BreakTracer is designed to identify inserted sequence fragments at structural variant (SV) breakpoints using long-read sequencing data. It can detect mobile element insertions, viral sequence integrations, and internal tandem duplications (ITDs), such as FLT3-ITDs. In contrast to generic SV callers like delly, BreakTracer can resolve complex SVs mediated by such insertions and link the inserted sequences to adjacent genomic rearrangements.
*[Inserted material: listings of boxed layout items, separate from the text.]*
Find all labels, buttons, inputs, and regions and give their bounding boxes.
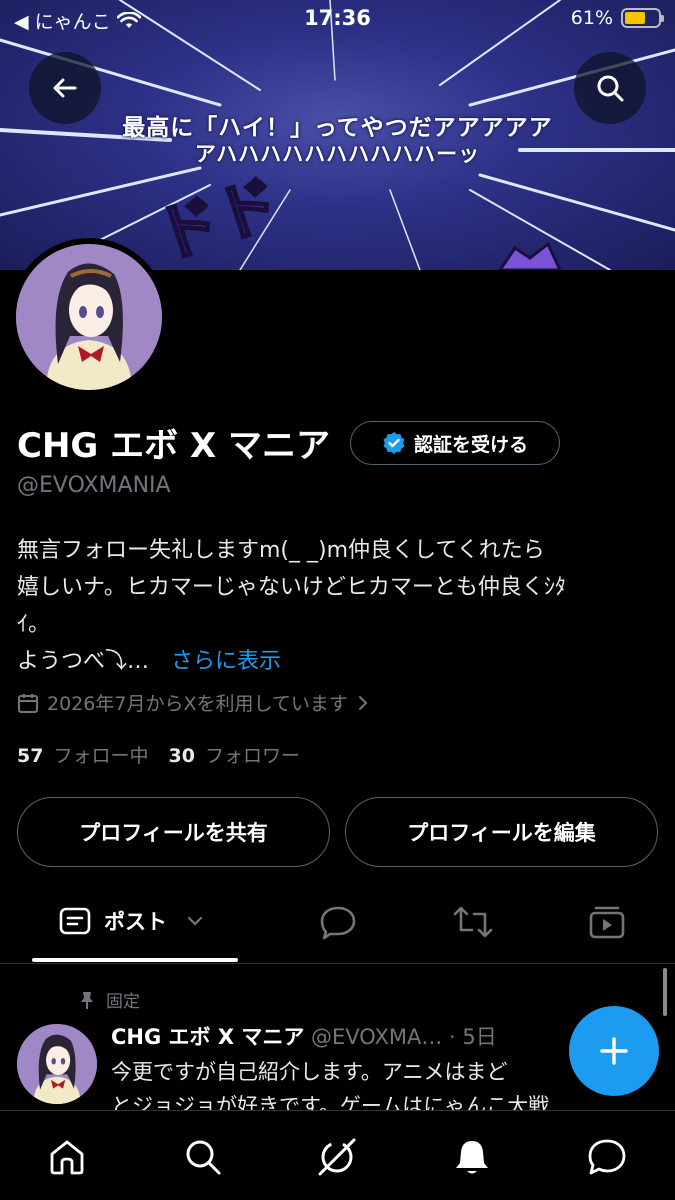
back-button[interactable]	[29, 52, 101, 124]
post-author[interactable]: CHG エボ X マニア	[111, 1025, 304, 1049]
post-header: CHG エボ X マニア @EVOXMA… · 5日	[111, 1021, 497, 1051]
grok-icon	[318, 1138, 356, 1176]
profile-avatar[interactable]	[10, 238, 168, 396]
bio-line: 嬉しいナ。ヒカマーじゃないけどヒカマーとも仲良くｼﾀ	[17, 575, 566, 600]
nav-home[interactable]	[45, 1135, 89, 1179]
profile-bio: 無言フォロー失礼しますm(_ _)m仲良くしてくれたら 嬉しいナ。ヒカマーじゃな…	[17, 532, 657, 680]
get-verified-label: 認証を受ける	[413, 433, 528, 456]
pin-icon	[81, 991, 93, 1009]
nav-messages[interactable]	[585, 1135, 629, 1179]
tab-media[interactable]	[588, 904, 626, 944]
calendar-icon	[18, 693, 38, 713]
nav-search[interactable]	[181, 1135, 225, 1179]
followers-label: フォロワー	[205, 745, 301, 767]
banner-caption-line2: アハハハハハハハハハハーッ	[194, 141, 481, 166]
following-link[interactable]: 57 フォロー中	[17, 745, 149, 767]
followers-link[interactable]: 30 フォロワー	[169, 745, 301, 767]
nav-grok[interactable]	[315, 1135, 359, 1179]
post-handle-time: @EVOXMA… · 5日	[311, 1025, 497, 1049]
nav-notifications[interactable]	[450, 1135, 494, 1179]
tab-posts[interactable]: ポスト	[58, 904, 205, 938]
reposts-icon	[453, 906, 493, 938]
home-icon	[50, 1140, 84, 1175]
profile-name: CHG エボ X マニア	[17, 426, 331, 466]
active-tab-indicator	[32, 958, 238, 962]
following-label: フォロー中	[53, 745, 149, 767]
show-more-link[interactable]: さらに表示	[171, 649, 281, 674]
tab-posts-label: ポスト	[104, 910, 167, 934]
edit-profile-button[interactable]: プロフィールを編集	[345, 797, 658, 867]
verified-badge-icon	[383, 432, 405, 454]
chevron-right-icon	[358, 695, 368, 710]
arrow-left-icon	[53, 78, 77, 98]
battery-level	[625, 12, 645, 24]
get-verified-button[interactable]: 認証を受ける	[350, 421, 560, 465]
joined-date[interactable]: 2026年7月からXを利用しています	[17, 689, 370, 716]
bio-line: ようつべ⤵…	[17, 649, 150, 674]
notifications-icon	[456, 1141, 488, 1174]
effect-text: ドド	[148, 165, 289, 270]
edit-profile-label: プロフィールを編集	[407, 821, 596, 845]
profile-tabs: ポスト	[0, 890, 675, 964]
joined-text: 2026年7月からXを利用しています	[47, 693, 348, 715]
tab-reposts[interactable]	[452, 904, 494, 944]
messages-icon	[588, 1139, 626, 1175]
tab-replies[interactable]	[318, 904, 358, 944]
share-profile-label: プロフィールを共有	[79, 821, 268, 845]
battery-icon	[621, 8, 664, 28]
following-count: 57	[17, 745, 44, 767]
replies-icon	[320, 906, 356, 940]
followers-count: 30	[168, 745, 195, 767]
post-avatar[interactable]	[17, 1024, 97, 1104]
bio-line-last: ようつべ⤵… さらに表示	[17, 643, 657, 680]
share-profile-button[interactable]: プロフィールを共有	[17, 797, 330, 867]
pinned-indicator: 固定	[78, 987, 140, 1012]
profile-handle: @EVOXMANIA	[17, 473, 171, 498]
avatar-image	[16, 244, 162, 390]
profile-banner[interactable]: ドド 最高に「ハイ！」ってやつだアアアアア アハハハハハハハハハハーッ	[0, 0, 675, 270]
follow-stats: 57 フォロー中 30 フォロワー	[17, 741, 300, 768]
compose-button[interactable]	[569, 1006, 659, 1096]
bio-line: 無言フォロー失礼しますm(_ _)m仲良くしてくれたら	[17, 538, 545, 563]
post-text-line: とジョジョが好きです。ゲームはにゃんこ大戦	[111, 1094, 550, 1111]
search-button[interactable]	[574, 52, 646, 124]
posts-icon	[59, 907, 91, 935]
banner-caption-line1: 最高に「ハイ！」ってやつだアアアアア	[122, 114, 553, 141]
pinned-label: 固定	[106, 992, 140, 1012]
bio-line: ｲ。	[17, 612, 51, 637]
chevron-down-icon	[187, 916, 203, 926]
plus-icon	[600, 1037, 628, 1065]
scrollbar[interactable]	[663, 968, 667, 1016]
media-icon	[589, 906, 625, 939]
battery-status: 61%	[570, 7, 664, 29]
search-icon	[186, 1140, 221, 1175]
search-icon	[597, 75, 624, 102]
status-bar: ◀ にゃんこ 17:36 61%	[0, 0, 675, 40]
battery-percent: 61%	[570, 7, 613, 29]
bottom-navigation	[0, 1110, 675, 1200]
BreakTracer is available as a Bioconda package, as a pre-compiled statically linked binary, as a minimal docker container or as a singularity containter (SIF file). The static binaries you can simply download here and then make them executable, e.g.:
chmod a+x ./breaktracer-v0.2.8-linux-amd64
./breaktracer-v0.2.8-linux-amd64
BreakTracer can be built from source using a recursive clone and make. BreakTracer depends on HTSlib and Boost.
git clone --recursive https://github.com/tobiasrausch/breaktracer.git
cd breaktracer/
make all
BreakTracer has been designed to identify inserted sequence fragments at structural variant (SV) breakpoints using long-read sequencing data. For instance, to identify L1 fragments at SV breakpoints:
breaktracer find -n L1 -g hg38.fa input.bam > bp.ins.vcf
BreakTracer can also be used to identify a custom FASTA sequence inserted at SV breakpoints. For instance, to identify a human papillomavirus integration you can use
breaktracer find -e hpv.seq.fa -g hg38.fa input.bam > bp.ins.vcf
or with BCF output:
breaktracer find -e hpv.seq.fa -g hg38.fa -o bp.ins.bcf input.bam
As BreakTracer also identifies plain insertions, the method can be used to detect events such as tandem duplications, for example, FLT3 internal tandem duplications (FLT3-ITDs). In this case, the duplicated FLT3 segment serves as the insertion source sequence, which can then be analyzed with BreakTracer.
samtools faidx hg38.fa chr13:28033983-28034368 | sed 's/>.*$/>source/' > tdsource.fa
samtools faidx tdsource.fa
Make sure to adjust the insertion parameters to detect small insertions (≥15bp). To speed up the analysis, you may also want to subset the BAM file to the region of interest.
samtools view -b input.bam chr13:28033983-28034368 > sub.bam
samtools index sub.bam
breaktracer find -m 15 -c 15 -s 15 -r 0 -e tdsource.fa -g hg38.fa sub.bam
BreakTracer is free and open source (BSD). Consult the accompanying LICENSE file for more details.
HTSlib is heavily used for alignment processing. Boost for various data structures and algorithms and Edlib for pairwise alignments using edit distance.